Minneapolis: La Fractura de la Sociedad Estadounidense

La sociedad estadounidense se encuentra profundamente dividida, no solo en el ámbito político, sino también en el de la identidad.

1/26/20262 min read

La sociedad estadounidense se encuentra profundamente dividida, no solo en el ámbito político, sino también en el de la identidad. Esta fractura se traduce en una polarización en la que los grupos antagónicos no solo se distinguen entre demócratas y republicanos, sino que además se rechazan, desconfían entre sí y se evalúan como grupos enemigos. Este fenómeno puede explicarse a través de distintos niveles de división.

En el plano político, republicanos y demócratas han absorbido ideológicamente el pensamiento de sus simpatizantes, incorporando incluso la identidad social, la cual podría haber servido como un punto de concordancia, pero que ha sido transformada en hostilidad, competencia y desconfianza. En este contexto, el punto medio, construido a través del diálogo, deja de existir y se convierte en una justificación más de confrontación, bajo una lógica de “nosotros contra ellos”.

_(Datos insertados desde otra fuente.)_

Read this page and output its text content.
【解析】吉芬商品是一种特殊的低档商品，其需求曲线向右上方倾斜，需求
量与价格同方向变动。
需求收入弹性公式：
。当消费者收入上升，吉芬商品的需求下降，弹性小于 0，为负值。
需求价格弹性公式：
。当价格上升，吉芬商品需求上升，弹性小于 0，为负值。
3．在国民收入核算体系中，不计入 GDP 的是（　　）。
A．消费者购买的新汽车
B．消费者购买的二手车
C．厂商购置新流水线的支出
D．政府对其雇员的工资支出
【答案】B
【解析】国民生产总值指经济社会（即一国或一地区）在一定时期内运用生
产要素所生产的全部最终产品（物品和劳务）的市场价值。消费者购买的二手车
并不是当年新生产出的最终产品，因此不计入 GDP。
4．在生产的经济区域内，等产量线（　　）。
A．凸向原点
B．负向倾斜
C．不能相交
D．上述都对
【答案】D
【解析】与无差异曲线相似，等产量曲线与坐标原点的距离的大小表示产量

Esta polarización se manifiesta también en un segundo nivel de división, el económico. Durante los gobiernos demócratas, las políticas públicas enfocadas en beneficios económico-sociales se dirigieron principalmente a la base electoral de sus simpatizantes partidistas, impulsando incluso sectores industriales que hoy resultan antagónicos a aquellos que el gobierno trumpista respalda. Esto ha generado una desigualdad en los beneficios que los distintos grupos sociales van adquiriendo, como si se produjeran cambios en la estructura socioeconómica cada vez que hay un relevo de poder partidista en la presidencia del país más poderoso del mundo.

El impacto de estas variaciones ha modificado el modo de vida en diversas ciudades de Estados Unidos, las cuales, por distintos periodos, han tenido mayor relevancia en términos de desarrollo e inversión de recursos. Este fenómeno ha generado, además, una polarización entre lo urbano y lo rural, lo que constituye un nivel adicional de análisis y provoca disputas y luchas identitarias con mayor intensidad en distintas regiones del país. Un ejemplo de ello son las manifestaciones que se han propagado en Minneapolis, las cuales responden a una protesta identitaria de la ciudadanía frente a un esquema percibido como autoritario, antimigratorio, contrario a los derechos humanos, violento y provocador.

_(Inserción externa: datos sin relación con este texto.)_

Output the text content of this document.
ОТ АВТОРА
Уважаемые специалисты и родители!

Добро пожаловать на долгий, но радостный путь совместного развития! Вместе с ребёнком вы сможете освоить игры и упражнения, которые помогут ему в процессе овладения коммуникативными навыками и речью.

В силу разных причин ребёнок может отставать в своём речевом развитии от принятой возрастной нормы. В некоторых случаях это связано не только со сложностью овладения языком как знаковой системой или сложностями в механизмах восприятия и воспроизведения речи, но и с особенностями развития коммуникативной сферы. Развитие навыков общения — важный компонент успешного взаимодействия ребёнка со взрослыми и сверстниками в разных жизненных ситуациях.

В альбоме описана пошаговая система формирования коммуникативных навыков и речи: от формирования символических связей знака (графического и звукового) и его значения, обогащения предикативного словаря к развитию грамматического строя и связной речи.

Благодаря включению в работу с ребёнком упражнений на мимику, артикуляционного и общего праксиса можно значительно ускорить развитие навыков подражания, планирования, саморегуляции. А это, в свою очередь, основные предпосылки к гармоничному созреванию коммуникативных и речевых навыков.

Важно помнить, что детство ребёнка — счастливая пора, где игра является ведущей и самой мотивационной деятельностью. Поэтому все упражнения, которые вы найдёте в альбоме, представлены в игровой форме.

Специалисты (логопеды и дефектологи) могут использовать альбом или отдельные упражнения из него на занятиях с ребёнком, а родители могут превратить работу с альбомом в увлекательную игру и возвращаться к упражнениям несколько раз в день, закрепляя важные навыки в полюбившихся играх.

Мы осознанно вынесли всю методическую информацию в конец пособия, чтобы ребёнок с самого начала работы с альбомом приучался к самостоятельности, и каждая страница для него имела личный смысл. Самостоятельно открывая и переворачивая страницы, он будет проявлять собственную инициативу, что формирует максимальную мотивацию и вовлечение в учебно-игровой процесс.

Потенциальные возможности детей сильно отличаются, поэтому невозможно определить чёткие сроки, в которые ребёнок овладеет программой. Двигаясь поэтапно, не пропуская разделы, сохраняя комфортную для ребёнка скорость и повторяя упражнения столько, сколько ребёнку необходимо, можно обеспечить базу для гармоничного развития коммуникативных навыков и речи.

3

La ciudad de Minneapolis, como muchas otras, está marcada por los niveles de separación antes descritos. La tensión racial y la desigualdad social fueron factores que, junto con el uso de violencia excesiva por parte del ICE, detonaron un clima de confrontación que alimenta la desconfianza entre los distintos niveles de gobierno.

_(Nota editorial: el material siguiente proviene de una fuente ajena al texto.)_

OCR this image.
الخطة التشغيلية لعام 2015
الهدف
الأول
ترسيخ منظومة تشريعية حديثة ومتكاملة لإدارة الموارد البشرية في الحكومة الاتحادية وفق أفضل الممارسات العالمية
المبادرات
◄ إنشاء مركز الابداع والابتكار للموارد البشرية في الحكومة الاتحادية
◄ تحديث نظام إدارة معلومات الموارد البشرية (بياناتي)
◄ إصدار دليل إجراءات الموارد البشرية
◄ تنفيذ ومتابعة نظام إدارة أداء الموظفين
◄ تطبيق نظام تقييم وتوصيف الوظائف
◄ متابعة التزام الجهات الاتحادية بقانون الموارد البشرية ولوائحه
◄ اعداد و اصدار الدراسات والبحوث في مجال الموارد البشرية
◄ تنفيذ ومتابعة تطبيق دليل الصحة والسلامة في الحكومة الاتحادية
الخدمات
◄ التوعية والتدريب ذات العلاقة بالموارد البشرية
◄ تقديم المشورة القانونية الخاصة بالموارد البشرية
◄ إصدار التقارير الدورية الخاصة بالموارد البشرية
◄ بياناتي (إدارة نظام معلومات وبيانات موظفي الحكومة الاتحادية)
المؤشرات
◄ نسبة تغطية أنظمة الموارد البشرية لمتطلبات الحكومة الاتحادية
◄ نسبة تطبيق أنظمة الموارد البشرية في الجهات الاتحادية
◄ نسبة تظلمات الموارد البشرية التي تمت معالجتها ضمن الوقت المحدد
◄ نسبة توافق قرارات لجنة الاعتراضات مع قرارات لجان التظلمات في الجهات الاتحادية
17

A mediano plazo, la sociedad estadounidense podría poner en riesgo su frágil sistema democrático institucionalizado y entrar en una especie de implosión interna. Las heridas de esta división son profundas y no existe un proyecto político-social suficientemente amplio en el que todas las expresiones puedan sentirse incluidas; por ello, no resultaría sorprendente un incremento de la violencia, la segregación racial y una posible profundización de la crisis social y política.